No. Stuart Pearce's team looks like this. J Allen (Swansea), R Bertrand (Chelsea), J Butland (Birmingham), S Caulker (Tottenham), T Cleverley (Manchester United), J Cork (Southampton), C Dawson (West Brom), A Ramsey (Arsenal), D Rose (Tottenham), S Sinclair (Swansea), M Sordell (Bolton), J Steele (Middlesbrough), D Sturridge (Chelsea), N Taylor (Swansea), J Tomkins (West Ham), C Bellamy (Liverpool), R Giggs (Manchester United), M Richards (Manchester City).
Sure, Richards and Bellamy are good players, but many fans wouldn't have included any of the over-23s in the squad. David Beckham, had he played in Europe, might have been a good option, but sadly has been out of good action for too long now - and yet he still might be called up. And excluding the overage players, of 15 footballers there are 12 Englishmen and 3 Welshmen. Scotland and Northern Ireland, despite the excellence of Christophe Berra and a few other older players, were completely missed out. James Forrest would have been a good inclusion from Scotland (hailed recently by teammate Georgias Samaras), but he was ruled out through a combination of minor injury and simply not wanting to play. Oliver Norwood from the Northern Irish squad could have made the cut, but has little international experience and has been finally removed from the Manchester United backbench.
So maybe, despite its poor effort, the squad is close to being as good as it can be, including bending its own rules to allow Jack Butland the goalkeeping role. Ramsey, Sturridge, Rose and others make for a moderately good team at the very least - but don't forget that we're competing with the best teams in the world.

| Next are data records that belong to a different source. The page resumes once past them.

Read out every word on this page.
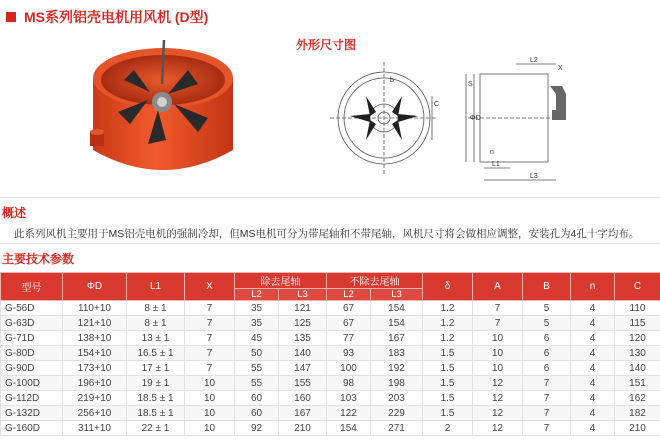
MS系列铝壳电机用风机 (D型)
外形尺寸图
b
C
L2
X
S
ΦD
n
L1
L3
概述
此系列风机主要用于MS铝壳电机的强制冷却，但MS电机可分为带尾轴和不带尾轴，风机尺寸将会做相应调整，安装孔为4孔十字均布。
主要技术参数
型号	ΦD	L1	X	除去尾轴		不除去尾轴		δ	A	B	n	C
				L2	L3	L2	L3					
G-56D	110+10	8 ± 1	7	35	121	67	154	1.2	7	5	4	110
G-63D	121+10	8 ± 1	7	35	125	67	154	1.2	7	5	4	115
G-71D	138+10	13 ± 1	7	45	135	77	167	1.2	10	6	4	120
G-80D	154+10	16.5 ± 1	7	50	140	93	183	1.5	10	6	4	130
G-90D	173+10	17 ± 1	7	55	147	100	192	1.5	10	6	4	140
G-100D	196+10	19 ± 1	10	55	155	98	198	1.5	12	7	4	151
G-112D	219+10	18.5 ± 1	10	60	160	103	203	1.5	12	7	4	162
G-132D	256+10	18.5 ± 1	10	60	167	122	229	1.5	12	7	4	182
G-160D	311+10	22 ± 1	10	92	210	154	271	2	12	7	4	210
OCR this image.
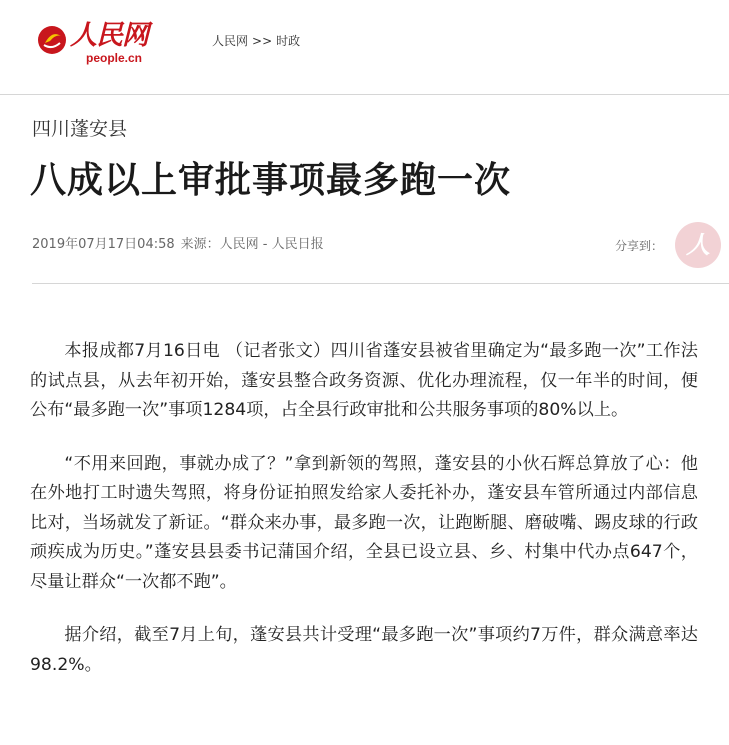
人民网
people.cn
人民网 >> 时政
四川蓬安县
八成以上审批事项最多跑一次
2019年07月17日04:58 来源：人民网 - 人民日报	分享到： 人

本报成都7月16日电 （记者张文）四川省蓬安县被省里确定为“最多跑一次”工作法的试点县，从去年初开始，蓬安县整合政务资源、优化办理流程，仅一年半的时间，便公布“最多跑一次”事项1284项，占全县行政审批和公共服务事项的80%以上。

“不用来回跑，事就办成了？”拿到新领的驾照，蓬安县的小伙石辉总算放了心：他在外地打工时遗失驾照，将身份证拍照发给家人委托补办，蓬安县车管所通过内部信息比对，当场就发了新证。“群众来办事，最多跑一次，让跑断腿、磨破嘴、踢皮球的行政顽疾成为历史。”蓬安县县委书记蒲国介绍，全县已设立县、乡、村集中代办点647个，尽量让群众“一次都不跑”。

据介绍，截至7月上旬，蓬安县共计受理“最多跑一次”事项约7万件，群众满意率达98.2%。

Uruguay are our toughest opponents in the group stage, having not lost a match since May last year (against Germany), and progressing could lead us to face Spain or Brazil, and both teams have taken things a little more seriously than us. Spain's squad includes two players that bagged goals in the Euro 2012 final - Juan Mata and Jordi Alba - and are likely to impress, whilst Brazil see players like Thiago Silva, Dani Alves, David Luiz, Neymar, Pato, Marcelo and others looking set to win Brazil's first ever gold medal.
And with players that are virtually unrecognisable to the majority of Brits, the matches look set to be less remarkable and less watched than it could if we just took the competition seriously for once.
Oh well, at least our women's team is taking things seriously.